Другой ряд работ в области стресса при РА подчеркивает патогенное значение недостаточной экспрессии аффекта [640; 1185]. Меньшая экспрессия чувств больными РА ассоциировалась с большей частотой госпитализаций [908].

Алекситимия (трудности в вербальной экспрессии эмоций) является более современным термином, чем жизненный стресс, в психосоматических исследованиях и в попытках понимания психосоматической болезни [192; 194; 202; 228; 265; 305; 518; 579; 899; 1053; 1128; 1234].

Однако, исследований, посвященных алекситимии при РА удивительно мало, по сравнению с огромным количеством работ по алекситимии при психических и других соматических расстройствах. Лишь в трех доступных по обзорам MEDLINE работах обнаруживаются указания на алекситимические черты у больных РА при сравнении со здоровым контролем [578], и называются разные данные о распространенности алекситимии в популяции больных РА - от 27,5% [200] до 43% - 66% высокоалекситимичных субъектов [1125]. Алек-ситимический конструкт связывает восприимчивость к заболеваниям с продолжительными состояниями эмоционального возбуждения, но, скорее, подчеркивая не интрапсихические конфликты - генераторы эмоционального возбуждения, а дефицит в когнитивной обработке эмоций, которые остаются недифференцированными и плохо регулируются [754; 1126].

Особенности субъективного переживания стресса и его соматические последствия зависят также от способов его преодоления, защитных механизмов, способов эмоционального реагирования на стрессовые ситуации и когнитивных искажений [23; 127; 131; 881; 885]. Наиболее важным медиатором системы стресса в последние годы считаются - копинг-стратегии, такие, как самоконтроль или невнимание субъекта к отрицательной обратной связи от тела в стрессогенной ситуации (репрессивный копинг-стиль), фокус на решении проблемы или избегание [217; 387; 769; 1026; 1027]. При этом репрессоры сообщают о значительно большем числе физических заболеваний, а успешное преодоление трудностей препятствует массивному повреждающему воздействию стресса на иммунную систему [721].

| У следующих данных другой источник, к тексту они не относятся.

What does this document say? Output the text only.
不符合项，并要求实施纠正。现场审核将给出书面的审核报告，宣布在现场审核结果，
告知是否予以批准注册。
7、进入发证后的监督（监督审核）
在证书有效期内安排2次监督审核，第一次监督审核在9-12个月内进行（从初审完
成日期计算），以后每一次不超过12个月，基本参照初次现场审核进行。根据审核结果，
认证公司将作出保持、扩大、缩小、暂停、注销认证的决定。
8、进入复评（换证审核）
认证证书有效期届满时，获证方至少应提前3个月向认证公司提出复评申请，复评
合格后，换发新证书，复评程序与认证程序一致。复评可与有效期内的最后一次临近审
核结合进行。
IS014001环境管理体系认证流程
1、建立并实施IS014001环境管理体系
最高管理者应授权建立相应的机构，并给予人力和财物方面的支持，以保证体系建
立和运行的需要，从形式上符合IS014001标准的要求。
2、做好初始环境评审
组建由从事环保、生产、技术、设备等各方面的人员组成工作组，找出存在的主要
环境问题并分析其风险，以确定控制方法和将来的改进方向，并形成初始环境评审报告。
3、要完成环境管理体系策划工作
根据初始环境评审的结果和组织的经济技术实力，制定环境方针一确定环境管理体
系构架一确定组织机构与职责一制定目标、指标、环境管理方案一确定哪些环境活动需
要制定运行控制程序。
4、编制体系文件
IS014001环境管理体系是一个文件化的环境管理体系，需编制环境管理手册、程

Клиническое исследование ревматолога

Данный опросник был валидизирован на выборке из 55 пациенток (все женщины) с хронической соматической патологией, готовящихся к выписке из стационара или продолжающих предписанное врачом лечение амбулаторно. Корреляционная матрица показала 157 статистически значимых (р 0,01 и р 0,05) корреляций (из 961 возможной, 16,3%) между отдельными позициями ОЛ. Степень нонкомплайенса статистически значимо коррелировала с 7 позициями ОЛ, подтверждая прямое соответствие 25% оцениваемых в баллах 28 утверждений принятой нами теоретической дефиниции нонкомплайенса как противодействия предписанному врачом лечению и уклонения от него в силу субъективных причин. То есть, ОЛ действительно измеряет в баллах степень уверенности респондентов в ненужности лечения вообще или лечения, назначенного врачом; степень предпочтения альтернативного (иррационального) лечения; а также степень «усталости от лечения» и страха перед его возможным вредом, что отражает скрытое, подавляемое желание прекратить лечение; и, наконец, степень поведенческого выражения сопротивления лечению - самостоятельное снижение дозировок медикаментов. В кластер «собственно нонкомплайенс» вошло также и иррациональное убеждение респондентов в том, что каким-то образом мысли о болезни удерживают ее, которое характеризует внутреннюю картину болезни как иррациональную. Эта иррациональность может обусловливаться как недостаточной информированностью респондентов о причинах болезни и механизме действия медикаментов, так и когнитивными искажениями (магическое мышление). Анализ интеркорреляций внутри ОЛ показал достаточную внутреннюю согласованность позиций опросника, при этом, наибольшее гомогенизирующее значение имели такие расширения кластера «собственно нонкомплайенс», как. «уклонение от лечения», «иррациональное экспериментирование с медикаментами» и «сопротивление лечению».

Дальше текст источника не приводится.